O-Ton

Kulturmagazin mit Charakter

Foto © Susanne Diesner

Aktuelle Aufführungen

Publikumsmagnet

BRUCKNER 8
(Anton Bruckner)

Besuch am
10. Februar 2023
(Premiere)

 

Tonhalle Düsseldorf

Das Publikum tobt, Bravo-Rufe hallen durch den Saal. Die überbordende Begeisterung gilt nicht nur dem Dirigenten, sondern eindeutig auch den Düsseldorfer Symphonikern. Von denen steht die Hälfte mit Leichenbittermiene auf der Bühne, ein Phänomen, das sie durchaus mit anderen Orchestern teilen. Was haben wir euch eigentlich getan, dass ihr uns die Laune an einem schönen Abend verderben müsst?
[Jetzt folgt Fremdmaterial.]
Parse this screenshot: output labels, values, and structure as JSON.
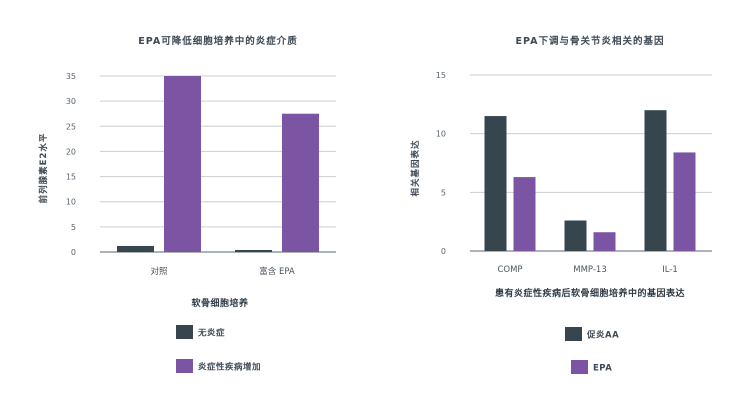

Selbst ein Kellner weiß, dass es der Sache dienlich ist, den Gast zur Begrüßung und zum Abschied anzulächeln. Gehört mit zum Beruf. Wenn ein Dienstleister sich nicht dazu berufen fühlt, seinen Dienst ordentlich bis zum Schluss zu leisten, sollte er darüber nachdenken, ob er in seinem Beruf richtig aufgehoben ist. Orchestermusiker gehören bekanntlich nicht zu den unterprivilegierten Lohngruppen. Aber sie gehören zu den wenigen Berufsgruppen, deren Arbeit unmittelbar nach Abschluss sogar Applaus bekommt. Da darf man als Besucher erwarten, dass die Musiker wenigstens so tun, als freuten sie sich ebenfalls über einen extrem gelungenen Abend. So selbstverständlich ist ein solcher Erfolg auch bei den Düsseldorfer Symphonikern nicht immer.

Aber heute Abend läuft es richtig rund. Schon die Ankündigung, Anton Bruckners Achte Symphonie in der zweiten Fassung von 1890 zum ersten Mal seit 33 Jahren wieder in der Düsseldorfer Tonhalle aufzuführen, wirkt wie ein Publikumsmagnet. So gut besucht hat man den Konzertsaal lange nicht mehr gesehen. Schließlich gilt die Symphonie als „Krone der Musik des 19. Jahrhunderts“. Und die Beinamen, die sie im Laufe der Zeit erhalten hat, sind mehr als vielversprechend. Die Tragische, die Monumentale, das Mysterium, gar die Apokalyptische wurde sie genannt. Dass niemand auf die Idee gekommen ist, der bis zu ihrer Entstehung längsten, jemals komponierten Symphonie mit rund 80 Minuten noch eine Pause und ein anderes Werk anzuhängen, wird im Übrigen Wirkung gezeigt haben.

Nicht ganz unbedeutend ist ja bei der Aufführung eines solchen Werkes auch, wer das Dirigat übernimmt. Und da scheint mit Asher Fisch doch ein guter Mann gewonnen. Daniel Barenboim sorgte dafür, dass der in Jerusalem geborene Pianist ins Dirigentenfach wechselte. Inzwischen kann Fisch auf zwei Einspielungen des Ring des Nibelungen zurückblicken. Die gute Kenntnis von Richard Wagners Musik kann nicht schaden, wenn man Bruckner aufführen will. Schließlich war der Österreicher selbst ein so großer Anhänger des gebürtigen Leipzigers, dass er lange Zeit als Wagnerianer bezeichnet wurde – um seiner Karriere zu schaden. In der achten Symphonie findet sich im dritten Satz überdies das Siegfried-Motiv als Zitat. Der sympathische Auftritt des Dirigenten sorgt für ein Übriges.

Sein souveränes, unaufgeregtes Dirigat wirkt auf den Laien schon fast ein wenig enttäuschend. Das Orchester aber scheint seine Arbeit zu lieben. Wie ein schweizerisches Präzisionsuhrwerk funktionieren die Einsätze. Und nicht nur für die Ohren gibt es höchsten Genuss, die Arbeit beispielsweise der Streicher ist auch visuell eindrucksvoll. Physiotherapeuten haben bei diesem Anblick vermutlich das Glänzen in den Augen angesichts zukünftiger Patienten, weil diese Arbeit kaum ohne nachhaltige Schäden der Handgelenke vonstattengehen kann.

Einmal mehr erweist sich diese Perle der Romantik in einer brillanten Aufführung als Juwel. In den kommenden Tagen sind zwei weitere Aufführungen vorgesehen. Ach ja, und nach dem Konzert rennen die wenigsten gleich nach Hause. Im „Grünen Gewölbe“ wird das gastronomische Angebot ausgiebig angenommen. Denn es gibt eine Menge zu schwärmen, ganz ohne noch ein Stück hintendran, um auf die Catering-Pause und zwei Stunden zu kommen. Eine gelungene Idee.